Donald Trump may have the power to alter history by pardoning former Arizona Sheriff Joe Arpaio, but he can’t also retroactively efface that history. I mean, in this particular case he can’t, according to a judge.
On Thursday, US District Court Judge Susan Bolton rejected arguments made by Arpaio’s lawyer and the Justice Department insisting that all the rulings in Arpaio’s case should be nullified. The ruling for which Arpaio was pardoned in August found him guilty of criminal contempt of court for ignoring a court’s order to have his department stop profiling Latinos. Arpaio had yet to be sentenced when Trump pardoned him, but was facing up to six months in prison.
Judge Bolton wrote in her opinion on Thursday:
“The power to pardon is an executive prerogative of mercy, not of judicial recordkeeping…. To vacate all rulings in this case would run afoul of this important distinction. The Court found Defendant guilty of criminal contempt. The President issued the pardon. Defendant accepted. The pardon undoubtedly spared Defendant from any punishment that might otherwise have been imposed. It did not, however, ‘revise the historical facts’ of this case.”

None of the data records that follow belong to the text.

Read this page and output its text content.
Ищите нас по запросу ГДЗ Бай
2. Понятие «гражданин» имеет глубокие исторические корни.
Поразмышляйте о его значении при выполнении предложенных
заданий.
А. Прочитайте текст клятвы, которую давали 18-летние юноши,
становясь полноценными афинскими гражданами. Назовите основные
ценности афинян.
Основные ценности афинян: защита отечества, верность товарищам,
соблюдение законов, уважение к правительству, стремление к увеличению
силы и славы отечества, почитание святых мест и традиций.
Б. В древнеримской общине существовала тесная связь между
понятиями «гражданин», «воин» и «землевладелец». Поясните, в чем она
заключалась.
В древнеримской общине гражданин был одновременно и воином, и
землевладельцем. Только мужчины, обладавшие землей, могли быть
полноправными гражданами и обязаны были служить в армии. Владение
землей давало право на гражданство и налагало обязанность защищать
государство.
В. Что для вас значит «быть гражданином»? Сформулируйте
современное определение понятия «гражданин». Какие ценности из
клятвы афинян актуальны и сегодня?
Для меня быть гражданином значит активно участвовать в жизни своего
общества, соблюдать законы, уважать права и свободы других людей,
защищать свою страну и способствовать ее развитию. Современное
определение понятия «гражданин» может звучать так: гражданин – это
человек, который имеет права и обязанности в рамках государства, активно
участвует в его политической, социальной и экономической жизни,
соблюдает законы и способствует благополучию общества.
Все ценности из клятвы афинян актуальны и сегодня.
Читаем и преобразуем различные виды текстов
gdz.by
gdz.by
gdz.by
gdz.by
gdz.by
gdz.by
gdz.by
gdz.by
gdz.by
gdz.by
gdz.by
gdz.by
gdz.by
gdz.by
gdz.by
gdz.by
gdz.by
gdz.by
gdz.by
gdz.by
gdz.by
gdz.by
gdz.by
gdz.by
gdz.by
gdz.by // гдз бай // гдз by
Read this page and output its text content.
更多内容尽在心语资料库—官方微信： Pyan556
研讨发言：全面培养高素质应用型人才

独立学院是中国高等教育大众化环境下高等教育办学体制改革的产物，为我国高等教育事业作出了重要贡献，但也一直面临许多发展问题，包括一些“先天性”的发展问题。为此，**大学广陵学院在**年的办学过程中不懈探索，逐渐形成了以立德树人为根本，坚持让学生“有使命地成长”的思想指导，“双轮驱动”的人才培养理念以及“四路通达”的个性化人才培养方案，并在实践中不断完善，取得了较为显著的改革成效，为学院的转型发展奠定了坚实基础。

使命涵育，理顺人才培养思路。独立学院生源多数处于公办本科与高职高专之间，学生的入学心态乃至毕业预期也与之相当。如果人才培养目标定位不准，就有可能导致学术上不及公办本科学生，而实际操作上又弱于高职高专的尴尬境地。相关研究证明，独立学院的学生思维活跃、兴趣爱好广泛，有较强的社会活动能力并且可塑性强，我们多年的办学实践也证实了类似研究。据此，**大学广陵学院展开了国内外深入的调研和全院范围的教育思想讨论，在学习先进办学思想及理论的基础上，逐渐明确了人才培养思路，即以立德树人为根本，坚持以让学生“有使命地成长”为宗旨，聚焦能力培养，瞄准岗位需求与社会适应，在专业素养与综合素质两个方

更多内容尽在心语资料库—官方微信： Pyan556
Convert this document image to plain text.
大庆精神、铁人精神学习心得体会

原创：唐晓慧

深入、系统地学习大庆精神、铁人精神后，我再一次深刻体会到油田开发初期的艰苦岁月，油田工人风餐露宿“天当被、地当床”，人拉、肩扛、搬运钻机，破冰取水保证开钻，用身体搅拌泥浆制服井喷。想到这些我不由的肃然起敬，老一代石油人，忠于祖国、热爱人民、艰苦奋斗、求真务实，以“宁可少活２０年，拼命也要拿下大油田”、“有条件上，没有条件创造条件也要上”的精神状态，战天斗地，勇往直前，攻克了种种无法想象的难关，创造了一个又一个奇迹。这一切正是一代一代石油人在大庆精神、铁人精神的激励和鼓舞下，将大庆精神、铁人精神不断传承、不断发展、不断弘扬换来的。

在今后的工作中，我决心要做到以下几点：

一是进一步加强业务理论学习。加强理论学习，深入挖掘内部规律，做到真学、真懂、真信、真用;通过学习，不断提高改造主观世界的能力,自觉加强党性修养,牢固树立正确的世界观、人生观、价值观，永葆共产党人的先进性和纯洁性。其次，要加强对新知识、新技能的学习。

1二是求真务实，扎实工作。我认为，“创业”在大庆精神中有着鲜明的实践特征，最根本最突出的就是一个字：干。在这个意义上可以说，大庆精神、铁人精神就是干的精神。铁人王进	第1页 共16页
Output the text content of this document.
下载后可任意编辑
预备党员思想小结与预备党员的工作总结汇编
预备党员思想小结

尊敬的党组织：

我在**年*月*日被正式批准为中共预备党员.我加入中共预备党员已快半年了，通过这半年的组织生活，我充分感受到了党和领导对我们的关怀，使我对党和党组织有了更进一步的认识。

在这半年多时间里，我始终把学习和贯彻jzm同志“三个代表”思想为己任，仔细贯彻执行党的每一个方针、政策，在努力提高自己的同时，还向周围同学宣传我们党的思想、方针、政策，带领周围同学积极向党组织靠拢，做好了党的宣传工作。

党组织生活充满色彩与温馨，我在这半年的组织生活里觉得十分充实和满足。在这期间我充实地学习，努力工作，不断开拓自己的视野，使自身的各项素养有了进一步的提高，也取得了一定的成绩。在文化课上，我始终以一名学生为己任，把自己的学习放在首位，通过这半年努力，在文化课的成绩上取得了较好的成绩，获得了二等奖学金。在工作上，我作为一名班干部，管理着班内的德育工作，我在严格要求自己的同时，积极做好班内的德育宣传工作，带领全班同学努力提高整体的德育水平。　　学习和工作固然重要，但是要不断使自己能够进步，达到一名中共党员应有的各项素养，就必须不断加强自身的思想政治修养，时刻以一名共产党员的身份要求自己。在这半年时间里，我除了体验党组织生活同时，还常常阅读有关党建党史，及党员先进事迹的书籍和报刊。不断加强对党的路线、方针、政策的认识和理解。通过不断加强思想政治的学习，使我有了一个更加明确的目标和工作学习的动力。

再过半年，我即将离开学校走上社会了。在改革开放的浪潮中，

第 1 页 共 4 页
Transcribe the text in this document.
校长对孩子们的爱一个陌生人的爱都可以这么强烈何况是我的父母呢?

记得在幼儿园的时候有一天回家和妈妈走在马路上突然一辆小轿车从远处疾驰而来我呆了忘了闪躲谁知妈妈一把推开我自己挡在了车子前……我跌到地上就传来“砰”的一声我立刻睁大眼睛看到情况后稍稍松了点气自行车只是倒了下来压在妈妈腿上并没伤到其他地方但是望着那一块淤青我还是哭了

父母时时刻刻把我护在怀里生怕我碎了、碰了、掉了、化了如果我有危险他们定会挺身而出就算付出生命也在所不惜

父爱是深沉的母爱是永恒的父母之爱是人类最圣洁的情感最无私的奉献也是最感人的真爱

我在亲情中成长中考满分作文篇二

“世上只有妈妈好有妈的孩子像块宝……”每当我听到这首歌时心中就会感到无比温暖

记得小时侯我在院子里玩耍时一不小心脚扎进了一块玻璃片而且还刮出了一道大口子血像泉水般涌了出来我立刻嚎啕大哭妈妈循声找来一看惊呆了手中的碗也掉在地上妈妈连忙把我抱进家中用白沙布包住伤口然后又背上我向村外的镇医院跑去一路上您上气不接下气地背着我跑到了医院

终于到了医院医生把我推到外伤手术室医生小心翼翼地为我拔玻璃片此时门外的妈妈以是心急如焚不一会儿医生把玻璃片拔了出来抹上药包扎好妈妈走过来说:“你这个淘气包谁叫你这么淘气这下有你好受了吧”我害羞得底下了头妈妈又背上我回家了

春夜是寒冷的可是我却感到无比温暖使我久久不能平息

Politico reports that some Democratic lawmakers and ethics groups had previously tried to persuade Judge Bolton to reject the presidential pardon entirely, but instead she ruled on October 4 that Trump’s pardon constituted the end of Arpaio’s prosecution for criminal contempt of court.
Which is not to say the judge’s ruling today won’t necessarily yield a material victory for those who despise Arpaio (hi), and not just a symbolic one. So long as the conviction stays on the record it can be used in a future criminal or civil case, and can’t technically be appealed, since the former sheriff was pardoned, according to the Arizona Daily Star.